Never in a million years could I have expected this. When I sat down in Starbucks on June 26th, 2013 with my dinky old laptop that I bought when I first graduated college and started Inspiralized.com, I didn’t know where to begin. All I knew was that I was going to make it work. I was going to build this community and popularize spiralizing. Talk about the power of positivity!
Readers e-mail me often telling me about their passions and ask for advice on how to build them into a business and “go for it.” I get questions like,
“When did you know it was time to take that leap of faith?”
“When did you first starting making enough money to survive?”
“Did you build a business plan?”
To be perfectly frank, I didn’t know it was “time” to quit my job. It wasn’t pre-meditated, it wasn’t calculated, it wasn’t scheduled. I felt so strongly about my idea for Inspiralized that I knew my will to succeed would overcome anything. I didn’t have a business plan, I didn’t even know how you could possibly make a living off of blogging – it seemed so far-fetched, it seemed like only the glamorous could do it.
And let me tell you, there were times when I overdrew my bank account. There were times when I had to lean on Lu for help. There were so many times when I had to put ego aside and ask for help. This didn’t mean I wasn’t successful, it just meant that I was working hard and I needed support while I grew Inspiralized.
I had to give up trips to the beach on the weekends to instead write my cookbook or recipe test for the blog. I can’t just “take today off,” because my hours during the day are important for photography, cooking and writing.

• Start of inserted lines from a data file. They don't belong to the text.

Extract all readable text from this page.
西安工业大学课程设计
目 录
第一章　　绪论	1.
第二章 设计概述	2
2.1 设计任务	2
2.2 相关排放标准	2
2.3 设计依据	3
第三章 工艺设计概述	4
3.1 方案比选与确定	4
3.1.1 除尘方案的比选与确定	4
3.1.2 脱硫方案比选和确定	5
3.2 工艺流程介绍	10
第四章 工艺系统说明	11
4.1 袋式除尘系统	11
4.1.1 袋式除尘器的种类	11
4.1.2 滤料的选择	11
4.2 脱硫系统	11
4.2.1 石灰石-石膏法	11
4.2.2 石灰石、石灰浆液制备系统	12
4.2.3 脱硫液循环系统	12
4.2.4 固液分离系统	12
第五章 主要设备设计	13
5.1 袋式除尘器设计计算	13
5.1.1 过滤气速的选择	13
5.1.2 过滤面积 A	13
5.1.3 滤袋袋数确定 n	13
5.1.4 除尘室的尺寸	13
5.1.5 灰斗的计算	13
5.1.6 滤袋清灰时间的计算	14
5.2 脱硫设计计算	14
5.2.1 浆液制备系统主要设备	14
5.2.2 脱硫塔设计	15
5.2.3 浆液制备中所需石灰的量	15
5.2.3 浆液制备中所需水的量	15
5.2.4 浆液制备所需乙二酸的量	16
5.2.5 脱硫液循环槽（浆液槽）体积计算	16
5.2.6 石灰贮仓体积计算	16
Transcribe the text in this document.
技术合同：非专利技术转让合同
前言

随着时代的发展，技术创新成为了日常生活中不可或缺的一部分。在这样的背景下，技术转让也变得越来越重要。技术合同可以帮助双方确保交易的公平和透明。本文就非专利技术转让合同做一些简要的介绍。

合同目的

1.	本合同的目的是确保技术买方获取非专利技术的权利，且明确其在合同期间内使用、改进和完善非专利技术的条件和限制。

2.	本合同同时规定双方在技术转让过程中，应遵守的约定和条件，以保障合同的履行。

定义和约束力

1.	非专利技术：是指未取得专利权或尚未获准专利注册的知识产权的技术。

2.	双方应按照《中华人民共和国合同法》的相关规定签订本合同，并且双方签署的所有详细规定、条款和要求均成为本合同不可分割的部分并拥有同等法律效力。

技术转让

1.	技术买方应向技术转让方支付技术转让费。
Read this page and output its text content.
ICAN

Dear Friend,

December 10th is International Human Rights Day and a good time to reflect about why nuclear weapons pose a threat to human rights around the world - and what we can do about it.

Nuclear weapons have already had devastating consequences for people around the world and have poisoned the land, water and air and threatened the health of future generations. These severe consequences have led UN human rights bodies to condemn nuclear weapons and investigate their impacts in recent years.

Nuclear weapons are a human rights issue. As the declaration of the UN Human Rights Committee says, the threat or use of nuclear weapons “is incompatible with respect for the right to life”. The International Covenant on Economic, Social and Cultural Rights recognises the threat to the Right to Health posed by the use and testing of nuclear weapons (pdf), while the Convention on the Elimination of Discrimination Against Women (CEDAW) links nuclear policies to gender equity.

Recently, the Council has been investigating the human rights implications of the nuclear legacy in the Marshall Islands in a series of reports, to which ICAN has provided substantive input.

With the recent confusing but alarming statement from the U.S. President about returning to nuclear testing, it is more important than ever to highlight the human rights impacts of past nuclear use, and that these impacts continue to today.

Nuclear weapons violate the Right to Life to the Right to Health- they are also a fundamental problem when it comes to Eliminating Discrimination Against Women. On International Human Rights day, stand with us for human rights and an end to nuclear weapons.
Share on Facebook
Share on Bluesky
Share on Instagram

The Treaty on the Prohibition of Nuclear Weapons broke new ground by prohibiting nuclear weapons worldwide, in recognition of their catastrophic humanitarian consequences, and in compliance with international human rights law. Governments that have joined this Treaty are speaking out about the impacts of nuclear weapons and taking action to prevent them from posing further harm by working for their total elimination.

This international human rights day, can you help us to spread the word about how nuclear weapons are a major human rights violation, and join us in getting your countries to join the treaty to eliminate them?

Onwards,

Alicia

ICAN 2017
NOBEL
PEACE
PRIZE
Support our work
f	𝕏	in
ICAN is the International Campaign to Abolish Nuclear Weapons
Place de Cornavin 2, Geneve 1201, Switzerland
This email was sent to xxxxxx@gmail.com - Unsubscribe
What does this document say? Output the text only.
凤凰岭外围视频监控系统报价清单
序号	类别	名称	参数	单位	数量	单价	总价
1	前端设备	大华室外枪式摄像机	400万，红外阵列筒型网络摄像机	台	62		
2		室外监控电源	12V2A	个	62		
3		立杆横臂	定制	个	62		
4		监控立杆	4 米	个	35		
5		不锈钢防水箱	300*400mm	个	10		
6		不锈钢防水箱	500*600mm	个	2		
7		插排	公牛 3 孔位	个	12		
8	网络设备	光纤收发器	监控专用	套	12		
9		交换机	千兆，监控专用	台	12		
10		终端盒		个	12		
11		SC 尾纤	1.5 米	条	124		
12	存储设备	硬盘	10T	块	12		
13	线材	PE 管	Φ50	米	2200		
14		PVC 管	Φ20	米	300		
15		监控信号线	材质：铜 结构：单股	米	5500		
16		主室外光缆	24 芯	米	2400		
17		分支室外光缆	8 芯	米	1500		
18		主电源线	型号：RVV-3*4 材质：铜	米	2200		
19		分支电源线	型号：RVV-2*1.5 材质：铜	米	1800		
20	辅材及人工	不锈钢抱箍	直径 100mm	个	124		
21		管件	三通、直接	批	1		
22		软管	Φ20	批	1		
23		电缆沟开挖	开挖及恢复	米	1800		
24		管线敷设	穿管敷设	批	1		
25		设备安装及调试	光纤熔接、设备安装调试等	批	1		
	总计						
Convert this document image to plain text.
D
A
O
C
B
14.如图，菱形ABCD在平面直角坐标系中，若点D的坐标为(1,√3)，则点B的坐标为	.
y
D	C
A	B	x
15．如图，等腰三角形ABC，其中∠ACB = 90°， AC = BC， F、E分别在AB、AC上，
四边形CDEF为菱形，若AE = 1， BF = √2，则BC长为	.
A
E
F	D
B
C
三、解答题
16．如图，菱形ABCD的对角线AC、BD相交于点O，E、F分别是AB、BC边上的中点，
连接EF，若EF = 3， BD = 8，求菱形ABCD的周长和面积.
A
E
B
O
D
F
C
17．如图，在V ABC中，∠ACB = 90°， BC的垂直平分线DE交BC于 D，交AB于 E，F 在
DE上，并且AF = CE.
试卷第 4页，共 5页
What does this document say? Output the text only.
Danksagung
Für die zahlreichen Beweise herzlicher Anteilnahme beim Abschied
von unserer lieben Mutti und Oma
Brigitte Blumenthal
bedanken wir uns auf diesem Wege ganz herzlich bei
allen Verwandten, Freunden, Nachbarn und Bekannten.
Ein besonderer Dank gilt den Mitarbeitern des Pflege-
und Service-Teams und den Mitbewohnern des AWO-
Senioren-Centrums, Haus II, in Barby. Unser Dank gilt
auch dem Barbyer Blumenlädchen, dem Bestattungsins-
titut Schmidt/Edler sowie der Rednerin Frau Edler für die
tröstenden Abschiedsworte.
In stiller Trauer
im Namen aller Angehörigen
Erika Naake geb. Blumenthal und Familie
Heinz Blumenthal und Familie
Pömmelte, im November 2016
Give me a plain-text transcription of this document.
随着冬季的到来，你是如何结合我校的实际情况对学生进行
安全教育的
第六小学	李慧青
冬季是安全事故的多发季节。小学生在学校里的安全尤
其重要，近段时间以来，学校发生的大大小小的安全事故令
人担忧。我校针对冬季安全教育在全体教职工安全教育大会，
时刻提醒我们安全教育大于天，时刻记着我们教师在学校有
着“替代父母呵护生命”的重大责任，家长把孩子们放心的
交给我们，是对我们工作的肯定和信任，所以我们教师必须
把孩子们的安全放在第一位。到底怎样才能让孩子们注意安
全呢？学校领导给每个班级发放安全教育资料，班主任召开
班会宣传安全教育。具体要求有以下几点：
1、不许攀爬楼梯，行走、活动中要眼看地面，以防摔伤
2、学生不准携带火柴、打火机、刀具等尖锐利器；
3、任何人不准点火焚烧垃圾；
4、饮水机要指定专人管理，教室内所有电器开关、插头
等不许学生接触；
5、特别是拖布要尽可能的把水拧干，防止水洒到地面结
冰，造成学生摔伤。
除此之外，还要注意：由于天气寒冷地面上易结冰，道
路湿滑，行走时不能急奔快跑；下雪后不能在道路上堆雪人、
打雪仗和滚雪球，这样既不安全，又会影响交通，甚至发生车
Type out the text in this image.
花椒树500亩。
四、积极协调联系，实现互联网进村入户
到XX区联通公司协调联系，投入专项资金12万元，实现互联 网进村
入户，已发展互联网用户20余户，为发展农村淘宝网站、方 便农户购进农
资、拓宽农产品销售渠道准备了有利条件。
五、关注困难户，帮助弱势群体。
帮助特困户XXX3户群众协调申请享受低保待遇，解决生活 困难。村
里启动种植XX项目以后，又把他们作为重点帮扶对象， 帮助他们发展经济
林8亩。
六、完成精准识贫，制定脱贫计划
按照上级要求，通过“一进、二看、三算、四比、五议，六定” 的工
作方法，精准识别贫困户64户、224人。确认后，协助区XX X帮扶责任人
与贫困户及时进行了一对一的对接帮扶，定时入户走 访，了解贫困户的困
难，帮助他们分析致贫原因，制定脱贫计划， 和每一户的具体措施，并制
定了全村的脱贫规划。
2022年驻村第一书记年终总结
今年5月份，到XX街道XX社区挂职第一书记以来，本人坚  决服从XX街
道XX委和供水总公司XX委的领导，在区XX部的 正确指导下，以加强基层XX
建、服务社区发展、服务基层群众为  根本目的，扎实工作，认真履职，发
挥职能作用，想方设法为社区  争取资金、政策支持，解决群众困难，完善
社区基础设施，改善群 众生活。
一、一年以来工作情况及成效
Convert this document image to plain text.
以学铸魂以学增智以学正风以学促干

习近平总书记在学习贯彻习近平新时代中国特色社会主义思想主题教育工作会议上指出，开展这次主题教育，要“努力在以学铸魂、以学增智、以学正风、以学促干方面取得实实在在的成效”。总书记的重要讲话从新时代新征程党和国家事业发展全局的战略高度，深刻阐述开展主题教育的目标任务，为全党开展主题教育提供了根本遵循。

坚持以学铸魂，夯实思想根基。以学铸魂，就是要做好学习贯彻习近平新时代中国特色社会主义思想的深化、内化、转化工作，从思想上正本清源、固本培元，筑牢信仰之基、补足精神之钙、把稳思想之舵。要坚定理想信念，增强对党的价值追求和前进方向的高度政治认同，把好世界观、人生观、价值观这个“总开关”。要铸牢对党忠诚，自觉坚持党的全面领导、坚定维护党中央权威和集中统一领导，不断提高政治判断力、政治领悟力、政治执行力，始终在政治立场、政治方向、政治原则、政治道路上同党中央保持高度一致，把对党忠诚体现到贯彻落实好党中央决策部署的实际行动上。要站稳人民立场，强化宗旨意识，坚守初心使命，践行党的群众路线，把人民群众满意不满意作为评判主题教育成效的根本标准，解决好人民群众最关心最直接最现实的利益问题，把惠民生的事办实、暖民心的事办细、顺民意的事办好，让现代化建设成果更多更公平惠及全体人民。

My money’s spent on ceramic bowls for food styling, instead of chic booties.
But you know what? It is all worth it. Every single minute of it.
There are still times when I feel like no one’s listening, no one knows about Inspiralized and I’m just a tiny little guppy in a giant ocean, struggling to keep swimming. There are times when things don’t happen as I’d hoped and those major setbacks are tough, really tough. But, the only way I know now is forward.
I’m still growing Inspiralized every single day – I wake up with Lu at 7/7:30am every day and I don’t stop working until late at night. Why? I want to be working on Inspiralized. I love what I’m doing, I love seeing you all happy with my recipes and excited over the cookbook and the Inspiralizer. Every day is different, new and an opportunity to do something special.
Life is full. And I’m thankful for that.
Happy April Fool’s, Happy first day of April and thanks in advance for all of the birthday wishes – you guys are amazing, I really mean it!